I've already talked briefly about the tarnishing of sciences' credibility, but what of the free and open source nature of science?  There's actually two "parts" of science (ie, data and methodology) that we have to address in terms of freedom and open-source-ness.  In this post, I'll briefly address the issue of raw data, since a lot of the recent news has been about the data the climate scientists used in their models.  I'll address the issue of methodology in another post. 

Why is Open Source Difficult?

It goes without saying that the data generated in any measurements or experiments should be open to scrutiny; this is the open source nature of data.  If scientists want to avoid having the quality of their data called into question, the data has to be open to scrutiny.  There is, however, a lot of costs to sharing data and very little to gain as discussed in Why won't psychologists share their data? and Dark-matter paper raises questions over data sharing.

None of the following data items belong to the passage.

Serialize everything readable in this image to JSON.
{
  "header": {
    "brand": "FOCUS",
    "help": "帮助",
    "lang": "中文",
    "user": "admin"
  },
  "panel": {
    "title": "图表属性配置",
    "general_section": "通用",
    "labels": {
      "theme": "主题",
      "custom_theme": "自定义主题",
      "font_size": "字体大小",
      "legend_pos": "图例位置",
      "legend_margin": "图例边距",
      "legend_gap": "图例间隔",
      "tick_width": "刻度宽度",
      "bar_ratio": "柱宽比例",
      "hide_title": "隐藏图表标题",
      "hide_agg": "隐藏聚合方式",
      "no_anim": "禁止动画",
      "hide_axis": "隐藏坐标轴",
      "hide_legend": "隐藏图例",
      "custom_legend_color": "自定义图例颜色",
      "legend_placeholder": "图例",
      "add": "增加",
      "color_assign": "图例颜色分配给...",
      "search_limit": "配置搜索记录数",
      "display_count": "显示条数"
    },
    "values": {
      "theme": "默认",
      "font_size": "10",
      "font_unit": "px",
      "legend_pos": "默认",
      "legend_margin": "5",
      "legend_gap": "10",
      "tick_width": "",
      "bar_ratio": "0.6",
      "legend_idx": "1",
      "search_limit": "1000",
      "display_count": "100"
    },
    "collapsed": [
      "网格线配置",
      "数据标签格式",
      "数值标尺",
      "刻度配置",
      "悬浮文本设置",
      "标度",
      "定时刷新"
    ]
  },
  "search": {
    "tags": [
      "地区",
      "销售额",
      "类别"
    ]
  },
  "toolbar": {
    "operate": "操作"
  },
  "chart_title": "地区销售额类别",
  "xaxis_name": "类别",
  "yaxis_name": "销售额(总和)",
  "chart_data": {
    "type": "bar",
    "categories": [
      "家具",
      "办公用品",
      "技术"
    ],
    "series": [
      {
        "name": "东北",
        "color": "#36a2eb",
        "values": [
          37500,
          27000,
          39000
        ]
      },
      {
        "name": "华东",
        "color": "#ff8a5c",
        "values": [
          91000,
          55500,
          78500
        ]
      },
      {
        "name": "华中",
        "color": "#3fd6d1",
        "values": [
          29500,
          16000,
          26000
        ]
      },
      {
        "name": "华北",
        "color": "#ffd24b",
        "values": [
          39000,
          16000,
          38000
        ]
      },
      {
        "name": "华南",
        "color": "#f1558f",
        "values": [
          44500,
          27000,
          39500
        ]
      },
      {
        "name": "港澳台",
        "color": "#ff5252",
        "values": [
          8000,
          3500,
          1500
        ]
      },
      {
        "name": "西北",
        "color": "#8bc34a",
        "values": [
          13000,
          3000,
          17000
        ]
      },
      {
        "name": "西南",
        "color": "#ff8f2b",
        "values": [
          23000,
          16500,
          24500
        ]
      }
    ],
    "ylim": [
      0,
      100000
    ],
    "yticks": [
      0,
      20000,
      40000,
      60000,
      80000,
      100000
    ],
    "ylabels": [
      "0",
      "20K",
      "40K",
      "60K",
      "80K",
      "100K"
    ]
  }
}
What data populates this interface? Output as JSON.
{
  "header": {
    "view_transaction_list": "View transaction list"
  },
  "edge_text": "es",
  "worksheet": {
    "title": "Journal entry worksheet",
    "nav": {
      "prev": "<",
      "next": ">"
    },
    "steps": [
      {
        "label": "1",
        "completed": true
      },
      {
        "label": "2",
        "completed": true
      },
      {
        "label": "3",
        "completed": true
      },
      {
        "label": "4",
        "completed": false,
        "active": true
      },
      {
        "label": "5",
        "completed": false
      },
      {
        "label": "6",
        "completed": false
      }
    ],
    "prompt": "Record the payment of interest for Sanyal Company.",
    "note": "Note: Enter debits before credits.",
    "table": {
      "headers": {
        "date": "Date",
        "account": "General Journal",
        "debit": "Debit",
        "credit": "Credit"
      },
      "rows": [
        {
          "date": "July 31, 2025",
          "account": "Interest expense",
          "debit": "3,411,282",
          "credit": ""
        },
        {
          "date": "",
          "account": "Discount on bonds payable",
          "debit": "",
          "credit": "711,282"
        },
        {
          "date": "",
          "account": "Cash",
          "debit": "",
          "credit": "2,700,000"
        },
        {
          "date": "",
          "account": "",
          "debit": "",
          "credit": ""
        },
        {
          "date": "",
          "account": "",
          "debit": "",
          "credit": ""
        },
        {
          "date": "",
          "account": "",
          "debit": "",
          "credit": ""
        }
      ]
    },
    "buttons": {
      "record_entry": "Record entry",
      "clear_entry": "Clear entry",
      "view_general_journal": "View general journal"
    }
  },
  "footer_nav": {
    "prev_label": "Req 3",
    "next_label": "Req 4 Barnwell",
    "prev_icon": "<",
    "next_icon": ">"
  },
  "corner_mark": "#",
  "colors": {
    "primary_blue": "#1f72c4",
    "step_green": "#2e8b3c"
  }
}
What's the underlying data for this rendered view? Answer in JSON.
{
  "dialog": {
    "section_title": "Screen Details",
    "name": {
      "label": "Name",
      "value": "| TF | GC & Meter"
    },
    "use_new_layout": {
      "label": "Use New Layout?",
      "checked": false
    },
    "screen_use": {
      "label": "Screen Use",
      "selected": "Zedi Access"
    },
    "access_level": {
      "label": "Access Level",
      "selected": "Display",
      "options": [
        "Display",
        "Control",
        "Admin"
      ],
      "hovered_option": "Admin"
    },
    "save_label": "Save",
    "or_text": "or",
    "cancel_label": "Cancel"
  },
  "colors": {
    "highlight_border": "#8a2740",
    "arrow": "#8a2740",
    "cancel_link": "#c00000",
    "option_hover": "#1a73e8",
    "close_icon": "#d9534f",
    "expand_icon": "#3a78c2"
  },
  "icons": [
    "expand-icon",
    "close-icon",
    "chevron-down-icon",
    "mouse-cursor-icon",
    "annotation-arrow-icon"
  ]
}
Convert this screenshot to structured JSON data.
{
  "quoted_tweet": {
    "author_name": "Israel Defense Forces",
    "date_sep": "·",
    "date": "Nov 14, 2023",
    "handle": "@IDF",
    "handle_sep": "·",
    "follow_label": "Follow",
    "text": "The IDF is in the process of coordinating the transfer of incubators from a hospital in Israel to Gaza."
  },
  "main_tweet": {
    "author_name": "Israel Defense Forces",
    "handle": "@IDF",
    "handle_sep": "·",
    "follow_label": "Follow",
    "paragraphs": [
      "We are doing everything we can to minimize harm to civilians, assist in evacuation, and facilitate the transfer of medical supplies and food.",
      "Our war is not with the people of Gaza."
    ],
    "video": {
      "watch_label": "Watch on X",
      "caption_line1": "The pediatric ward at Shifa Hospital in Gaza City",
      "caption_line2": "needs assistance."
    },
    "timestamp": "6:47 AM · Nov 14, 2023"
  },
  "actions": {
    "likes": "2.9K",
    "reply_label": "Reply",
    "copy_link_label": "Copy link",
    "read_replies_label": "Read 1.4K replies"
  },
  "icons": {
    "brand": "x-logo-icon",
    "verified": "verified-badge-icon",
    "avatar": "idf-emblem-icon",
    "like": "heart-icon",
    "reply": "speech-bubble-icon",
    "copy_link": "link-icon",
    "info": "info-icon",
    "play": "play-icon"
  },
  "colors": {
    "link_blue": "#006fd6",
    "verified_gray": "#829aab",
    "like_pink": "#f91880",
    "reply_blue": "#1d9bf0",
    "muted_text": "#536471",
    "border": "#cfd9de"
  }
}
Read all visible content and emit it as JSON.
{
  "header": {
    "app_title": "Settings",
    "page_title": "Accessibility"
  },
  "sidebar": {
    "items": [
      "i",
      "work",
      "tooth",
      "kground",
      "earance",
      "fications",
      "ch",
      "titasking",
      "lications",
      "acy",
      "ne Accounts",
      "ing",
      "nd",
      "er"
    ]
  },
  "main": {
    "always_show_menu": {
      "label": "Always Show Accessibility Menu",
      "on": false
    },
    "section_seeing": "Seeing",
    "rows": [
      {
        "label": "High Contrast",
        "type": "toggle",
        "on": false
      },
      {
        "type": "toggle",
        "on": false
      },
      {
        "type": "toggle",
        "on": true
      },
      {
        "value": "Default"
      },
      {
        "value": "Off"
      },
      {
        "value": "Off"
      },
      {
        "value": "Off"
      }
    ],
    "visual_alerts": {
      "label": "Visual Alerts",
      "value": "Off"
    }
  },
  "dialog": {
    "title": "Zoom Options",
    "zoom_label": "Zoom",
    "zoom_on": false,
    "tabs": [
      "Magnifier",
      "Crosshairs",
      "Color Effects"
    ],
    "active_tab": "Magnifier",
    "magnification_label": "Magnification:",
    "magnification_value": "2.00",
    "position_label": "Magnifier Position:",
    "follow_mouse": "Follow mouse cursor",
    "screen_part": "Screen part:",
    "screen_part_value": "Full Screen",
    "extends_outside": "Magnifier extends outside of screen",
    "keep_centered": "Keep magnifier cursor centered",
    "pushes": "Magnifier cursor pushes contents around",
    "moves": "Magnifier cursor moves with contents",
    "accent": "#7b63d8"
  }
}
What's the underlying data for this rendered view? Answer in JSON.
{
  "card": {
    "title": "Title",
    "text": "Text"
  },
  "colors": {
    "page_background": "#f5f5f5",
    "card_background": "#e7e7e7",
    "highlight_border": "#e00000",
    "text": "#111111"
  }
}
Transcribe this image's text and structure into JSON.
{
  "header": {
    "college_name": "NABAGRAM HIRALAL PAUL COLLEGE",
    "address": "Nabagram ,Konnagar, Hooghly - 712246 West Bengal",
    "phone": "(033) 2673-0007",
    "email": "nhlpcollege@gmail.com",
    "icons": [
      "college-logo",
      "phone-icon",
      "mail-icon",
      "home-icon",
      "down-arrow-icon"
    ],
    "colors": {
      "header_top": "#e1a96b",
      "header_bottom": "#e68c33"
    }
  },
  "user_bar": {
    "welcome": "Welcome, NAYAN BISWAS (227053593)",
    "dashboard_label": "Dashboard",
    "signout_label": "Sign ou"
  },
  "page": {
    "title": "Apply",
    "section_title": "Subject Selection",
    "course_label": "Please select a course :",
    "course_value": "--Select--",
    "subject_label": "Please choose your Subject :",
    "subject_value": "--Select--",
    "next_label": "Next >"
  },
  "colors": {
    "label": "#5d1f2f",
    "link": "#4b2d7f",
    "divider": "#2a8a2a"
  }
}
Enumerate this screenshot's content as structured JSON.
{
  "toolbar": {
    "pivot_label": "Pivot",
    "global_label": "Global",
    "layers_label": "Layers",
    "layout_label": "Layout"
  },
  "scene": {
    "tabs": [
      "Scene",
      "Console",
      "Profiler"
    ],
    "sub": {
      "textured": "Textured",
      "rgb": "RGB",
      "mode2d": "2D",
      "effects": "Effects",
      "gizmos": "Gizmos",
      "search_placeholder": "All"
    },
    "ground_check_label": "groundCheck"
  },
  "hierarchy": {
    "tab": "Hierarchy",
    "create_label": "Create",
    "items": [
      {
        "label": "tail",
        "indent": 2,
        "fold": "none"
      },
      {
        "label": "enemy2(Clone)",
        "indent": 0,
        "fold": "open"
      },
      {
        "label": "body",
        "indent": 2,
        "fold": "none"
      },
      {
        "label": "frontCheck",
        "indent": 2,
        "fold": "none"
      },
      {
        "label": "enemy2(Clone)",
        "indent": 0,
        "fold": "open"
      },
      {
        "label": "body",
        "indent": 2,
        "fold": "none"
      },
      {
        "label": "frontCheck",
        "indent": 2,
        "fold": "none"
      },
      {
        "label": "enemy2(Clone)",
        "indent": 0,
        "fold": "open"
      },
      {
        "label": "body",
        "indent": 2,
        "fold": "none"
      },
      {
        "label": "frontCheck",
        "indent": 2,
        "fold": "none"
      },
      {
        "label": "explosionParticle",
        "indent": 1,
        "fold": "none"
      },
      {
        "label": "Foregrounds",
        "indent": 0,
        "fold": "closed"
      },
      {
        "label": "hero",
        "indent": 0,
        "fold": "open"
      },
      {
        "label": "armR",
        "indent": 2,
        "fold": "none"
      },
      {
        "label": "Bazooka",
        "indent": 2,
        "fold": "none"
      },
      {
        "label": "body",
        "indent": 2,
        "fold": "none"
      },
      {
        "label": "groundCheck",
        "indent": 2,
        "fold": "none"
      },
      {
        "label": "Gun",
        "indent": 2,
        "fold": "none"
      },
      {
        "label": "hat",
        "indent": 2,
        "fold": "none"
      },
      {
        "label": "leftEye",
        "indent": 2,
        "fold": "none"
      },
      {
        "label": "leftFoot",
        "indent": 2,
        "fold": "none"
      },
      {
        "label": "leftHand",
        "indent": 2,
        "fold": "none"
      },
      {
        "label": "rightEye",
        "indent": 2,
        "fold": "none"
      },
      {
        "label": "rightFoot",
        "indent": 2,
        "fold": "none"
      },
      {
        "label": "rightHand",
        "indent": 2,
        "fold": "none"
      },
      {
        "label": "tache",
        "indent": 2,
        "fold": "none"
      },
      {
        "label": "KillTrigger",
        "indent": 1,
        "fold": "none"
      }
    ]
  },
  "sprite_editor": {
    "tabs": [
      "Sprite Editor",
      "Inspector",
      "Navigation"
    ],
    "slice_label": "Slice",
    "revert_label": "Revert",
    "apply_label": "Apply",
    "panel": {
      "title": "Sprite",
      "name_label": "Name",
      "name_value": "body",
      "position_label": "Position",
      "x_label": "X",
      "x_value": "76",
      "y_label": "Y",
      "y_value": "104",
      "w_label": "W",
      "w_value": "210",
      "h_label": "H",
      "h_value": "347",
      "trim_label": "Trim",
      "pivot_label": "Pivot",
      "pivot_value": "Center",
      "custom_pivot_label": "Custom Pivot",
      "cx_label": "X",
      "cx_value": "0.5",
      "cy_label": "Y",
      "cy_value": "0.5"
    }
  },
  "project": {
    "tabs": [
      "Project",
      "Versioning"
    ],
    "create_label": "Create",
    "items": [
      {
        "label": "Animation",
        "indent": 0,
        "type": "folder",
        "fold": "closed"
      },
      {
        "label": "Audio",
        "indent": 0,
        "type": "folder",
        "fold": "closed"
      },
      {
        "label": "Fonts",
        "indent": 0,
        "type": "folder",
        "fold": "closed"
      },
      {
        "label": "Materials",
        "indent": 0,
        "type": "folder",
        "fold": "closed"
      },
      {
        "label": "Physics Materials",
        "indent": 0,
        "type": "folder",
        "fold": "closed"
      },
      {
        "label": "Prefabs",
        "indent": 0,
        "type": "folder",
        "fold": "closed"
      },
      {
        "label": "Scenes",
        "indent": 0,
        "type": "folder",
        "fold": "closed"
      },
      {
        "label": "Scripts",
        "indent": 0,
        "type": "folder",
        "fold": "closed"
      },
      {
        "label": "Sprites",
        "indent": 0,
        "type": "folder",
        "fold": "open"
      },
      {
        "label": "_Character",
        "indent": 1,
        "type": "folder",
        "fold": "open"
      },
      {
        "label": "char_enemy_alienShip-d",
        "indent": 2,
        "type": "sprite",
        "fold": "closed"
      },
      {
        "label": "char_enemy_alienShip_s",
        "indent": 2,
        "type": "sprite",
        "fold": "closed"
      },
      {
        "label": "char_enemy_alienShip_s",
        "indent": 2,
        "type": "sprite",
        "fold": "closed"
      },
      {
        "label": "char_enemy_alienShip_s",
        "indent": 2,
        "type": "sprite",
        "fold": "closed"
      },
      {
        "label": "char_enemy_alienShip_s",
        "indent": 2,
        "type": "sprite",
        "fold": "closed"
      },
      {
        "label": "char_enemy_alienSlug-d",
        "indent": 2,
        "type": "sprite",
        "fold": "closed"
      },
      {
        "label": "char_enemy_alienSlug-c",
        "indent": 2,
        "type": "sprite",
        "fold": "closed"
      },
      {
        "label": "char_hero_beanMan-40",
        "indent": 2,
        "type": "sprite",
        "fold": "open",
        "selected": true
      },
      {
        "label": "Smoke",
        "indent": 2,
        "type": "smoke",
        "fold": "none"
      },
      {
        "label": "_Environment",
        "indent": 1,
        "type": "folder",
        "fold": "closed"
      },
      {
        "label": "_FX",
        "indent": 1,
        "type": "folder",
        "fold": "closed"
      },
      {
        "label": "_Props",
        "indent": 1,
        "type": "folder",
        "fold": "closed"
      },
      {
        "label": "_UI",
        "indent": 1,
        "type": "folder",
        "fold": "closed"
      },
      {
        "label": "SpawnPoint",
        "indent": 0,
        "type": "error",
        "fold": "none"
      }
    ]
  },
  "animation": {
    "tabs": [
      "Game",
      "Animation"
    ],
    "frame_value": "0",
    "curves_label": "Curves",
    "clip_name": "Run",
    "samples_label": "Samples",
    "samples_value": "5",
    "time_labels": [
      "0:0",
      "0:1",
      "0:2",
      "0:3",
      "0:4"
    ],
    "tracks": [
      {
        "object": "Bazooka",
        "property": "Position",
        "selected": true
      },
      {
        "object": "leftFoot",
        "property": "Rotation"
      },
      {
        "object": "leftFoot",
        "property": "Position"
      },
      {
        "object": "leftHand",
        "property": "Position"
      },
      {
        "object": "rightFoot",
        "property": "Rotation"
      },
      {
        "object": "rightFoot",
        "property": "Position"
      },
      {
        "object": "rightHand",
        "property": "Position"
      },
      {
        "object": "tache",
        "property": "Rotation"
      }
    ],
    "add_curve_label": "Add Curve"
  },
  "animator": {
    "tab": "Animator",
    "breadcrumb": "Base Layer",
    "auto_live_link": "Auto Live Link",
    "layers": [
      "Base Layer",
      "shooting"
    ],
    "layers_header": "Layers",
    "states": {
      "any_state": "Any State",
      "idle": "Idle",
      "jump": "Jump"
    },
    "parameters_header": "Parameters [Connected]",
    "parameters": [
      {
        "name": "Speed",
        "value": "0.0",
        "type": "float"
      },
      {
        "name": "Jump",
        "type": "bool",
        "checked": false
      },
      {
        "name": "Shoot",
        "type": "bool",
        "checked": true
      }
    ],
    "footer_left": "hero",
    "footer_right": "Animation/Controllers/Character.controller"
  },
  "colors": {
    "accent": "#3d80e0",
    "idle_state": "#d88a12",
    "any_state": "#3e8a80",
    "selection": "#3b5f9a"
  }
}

In brief, the most a scientist could gain by sharing data is to not have their conclusions called into question.  On the other hand, the most one could lose by sharing is to have the conclusions refuted, and have one's reputation diminished.  So a good question to ask is, how can the costs be mitigated or gains increased so that open sourcing the data is a good default rather than a costly or a grudging "I guess I should" moral responsibility as a scientist.  It's a good question, but more of an economic type one, so let's file it away for now.

What Data to Open Source?
A different question we might ask is, what constitutes "raw data" that should be open sourced? If we did an experiment and measured temperatures using a classic mercury-in-glass thermometer, it seems the temperature measurements are the raw data.  But even this is just an interpretation of the measurement, which is how high the mercury liquid is in the thermometer relative to the "zero", which itself has to be calibrated somehow.  Modern instruments wrap up a lot of interpretations of the raw sensor feed before presenting anything to the user as "raw" data.  So how raw is raw?

The answer is tough in that it has to be specific to the scientific field and the instrument in question.  Perhaps a good first approximation may simply be, specify everything required so a fellow scientist could purchase all the required materials to make the same "raw" data appear.  So specify which brand and model of instrument, how calibrated, under what usage conditions, etc.  Of course, we're edging towards the issue of methodology now, so let's save this issue for next time and, instead, look briefly at the issue of freedom of data.

Data Freedom
The key concept here is about the freedom to modify and redistribute so that "you can give the whole community a chance to benefit from your changes" (The Free Software Definition). Once the idea that the data should be open to scrutiny is established, it's clear that freedom to modify and redistribute the data is a prerequisite to exercising the ability to scrutinize the data.

After all, to scrutinize the data, one must analyse it, possibly modify it, and then disseminate it to others so others can put your analysis under scrutiny too.  To have the data open without the freedom to modify and redistribute it is like having a diamond open to public viewing without allowing others the opportunity to examine it for validity (ie, "the diamond looks real, but is it really?").  To allow open access without these freedoms may be acceptable for actual diamonds for obvious security reasons, but for scientific data, it's not effective for making scientific conclusions credible.

Scientific Data Wants to be Free
Is such openness and freedom ever practised?  Fortunately, it is!  A model citizen for providing such openness and freedom of scientific data may be the recent climate analysis done by NASA: 2009 tied for 2nd-warmest year, 00s hottest decade too.  It's just too bad that groups like the Intergovernmental Panel on Climate Change and the University of East Anglia's Climatic Research Unit has given the rest of the scientific community, in the eyes of the general newspaper reading public, a bad name.